Currently, it is not possible to navigate into boot libraries (the libraries that ship with GHC) using this, as the standard distribution of GHC doesn’t ship with .hie files for these libraries, and it is quite an involved procedure to compile these libraries yourself.

Hopefully, future versions of GHC will ship with .hie files so that we can navigate into those too using ghcide.

Scope aware local completions

Recently, Sandy Maguire wrote a plugin for haskell-language-server that added the ability to case-split. The plugin required the ability to get all variables in scope at a particular point in the source. For this, we needed a data structure that could store this information and allow efficient queries. We settled on the an IntervalMap populated with scoping information obtained from the .hie file, which allows querying all the identifiers available at a particular point, along with their types.

Once we had this scoping information, it was very simple to use it to augment the ghcide completion subsystem to generate accurate completion for local variables. This is now available in the branch of ghcide used by haskell-language-server, and will soon come to ghcide.

A type safe interface for LSP

I have also been working on improvements to the haskell-lsp library that powers ghcide, hls and hie, providing a Haskell interface for the Language Server Protocol that makes it possible to communicate with editors . We are in the process of moving to a type safe encoding of the LSP specification, which should make the API much more usable and less prone to errors, as well as making it much easier to detect any deviations from the specification.

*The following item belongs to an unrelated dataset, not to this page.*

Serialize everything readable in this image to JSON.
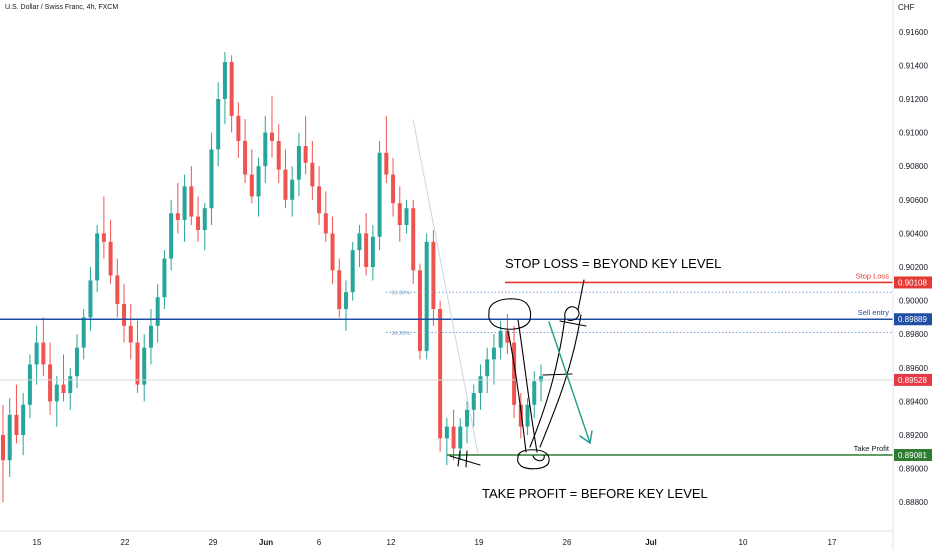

This also leads to great improvements in the interface of the lsp-test library, so that the compiler can infer and check the shape of the data you are sending matches the method type

The PR also brings a host of other improvements and bug fixes for the haskell-lsp library, simplifying and cleaning up much of the code and making the interface much more consistent.

Coming soon

Go to instance definition and view all usages of an instance

Recently, one of my MRs was merged into GHC, which adds information about typeclass evidence to .hie files. This will allow for features like going to the definition of an instance used at a particular point, or viewing all usages of a particular instance across all your code. These features can be added to hiedb and ghcide when GHC 9.0 lands.

I’ve implemented a proof of concept for this in the haddock hyperlinker:

Call Hierarchy graphs

The upcoming 3.16 version of the Language Server Protocol has added support for Call Hierarchies in the editor. This will allow language servers to expose the call graph of the project to user.

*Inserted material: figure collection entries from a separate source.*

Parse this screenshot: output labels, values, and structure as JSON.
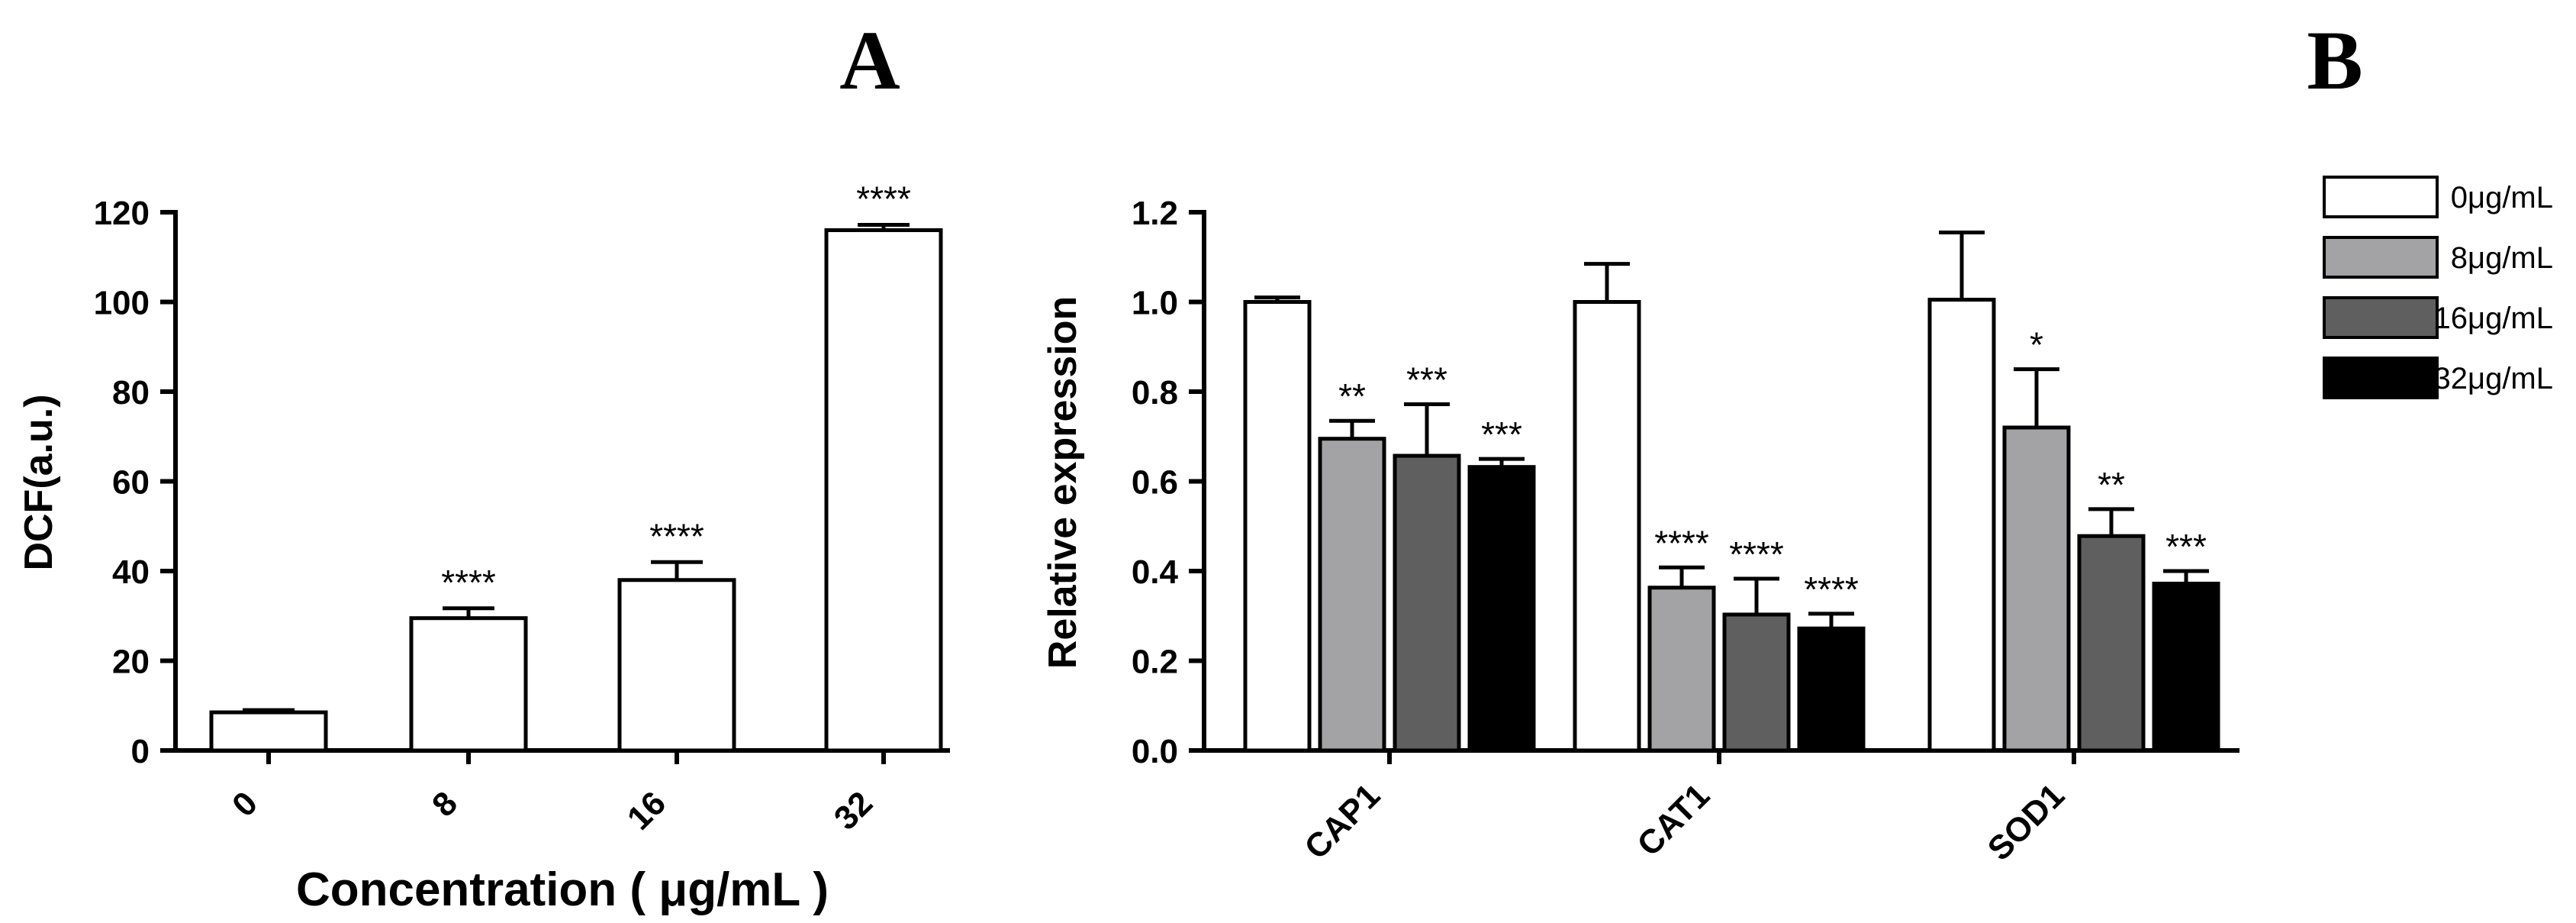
{
  "panel_labels": {
    "a": "A",
    "b": "B"
  },
  "chart_data": [
    {
      "type": "bar",
      "panel": "A",
      "title": "",
      "xlabel": "Concentration ( μg/mL )",
      "ylabel": "DCF(a.u.)",
      "categories": [
        "0",
        "8",
        "16",
        "32"
      ],
      "values": [
        8.5,
        29.5,
        38.0,
        116.0
      ],
      "errors": [
        0.5,
        2.2,
        4.0,
        1.2
      ],
      "significance": [
        "",
        "****",
        "****",
        "****"
      ],
      "ylim": [
        0,
        120
      ],
      "yticks": [
        "0",
        "20",
        "40",
        "60",
        "80",
        "100",
        "120"
      ],
      "bar_color": "#ffffff",
      "grid": false
    },
    {
      "type": "bar",
      "panel": "B",
      "title": "",
      "xlabel": "",
      "ylabel": "Relative expression",
      "categories": [
        "CAP1",
        "CAT1",
        "SOD1"
      ],
      "ylim": [
        0,
        1.2
      ],
      "yticks": [
        "0.0",
        "0.2",
        "0.4",
        "0.6",
        "0.8",
        "1.0",
        "1.2"
      ],
      "legend_position": "top-right",
      "grid": false,
      "series": [
        {
          "name": "0μg/mL",
          "color": "#ffffff",
          "values": [
            1.0,
            1.0,
            1.005
          ],
          "errors": [
            0.01,
            0.085,
            0.15
          ],
          "significance": [
            "",
            "",
            ""
          ]
        },
        {
          "name": "8μg/mL",
          "color": "#a3a3a6",
          "values": [
            0.695,
            0.363,
            0.72
          ],
          "errors": [
            0.04,
            0.045,
            0.13
          ],
          "significance": [
            "**",
            "****",
            "*"
          ]
        },
        {
          "name": "16μg/mL",
          "color": "#5f5f5f",
          "values": [
            0.657,
            0.303,
            0.478
          ],
          "errors": [
            0.115,
            0.08,
            0.06
          ],
          "significance": [
            "***",
            "****",
            "**"
          ]
        },
        {
          "name": "32μg/mL",
          "color": "#000000",
          "values": [
            0.632,
            0.272,
            0.372
          ],
          "errors": [
            0.018,
            0.033,
            0.028
          ],
          "significance": [
            "***",
            "****",
            "***"
          ]
        }
      ]
    }
  ]
}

Fortunately for us, hiedb has supported generating call graphs for a while, as Graphviz graphs. It will be relatively straightforward to adapt this functionality for LSP.

Types for all subexpressions in GHC

Currently, it is not possible to easier extract the type of arbitrary expressions from the GHC AST. Currently the most straightforward way to do this is to desugar the expression, and then extract the type from the desugared expression. Unfortunately, this approach doesn’t scale when you want to extract the types of all subexpressions in a particular program, since it means that you have to desugar an exponential amount of expressions!

I have been working on a custom compiler pass building off of work done by Ben Gamari, which will annotate expressions with their types. This will allow tooling such as .hie files to include this information, and will allow ghcide to tell you the type of any arbitrary expression in your program.

Final Thoughts

The open source fellowship was a great opportunity. It was very enlightening and helpful to interact with Tweagers. I really enjoyed the freedom allowed to choose where to focus my efforts myself. The funding allowed me to devote a significant amount of time to working on open-source and improve the Haskell developer experience.

IDEs are not easy to write and maintain, and they require a lot of effort to develop and extend. Funding is absolutely critical for this. Fortunately, this year we had two IDE related GSOC projects, along with this Tweag Fellowship, so were able to make great strides with the help of all other volunteers who work and contribute to these projects.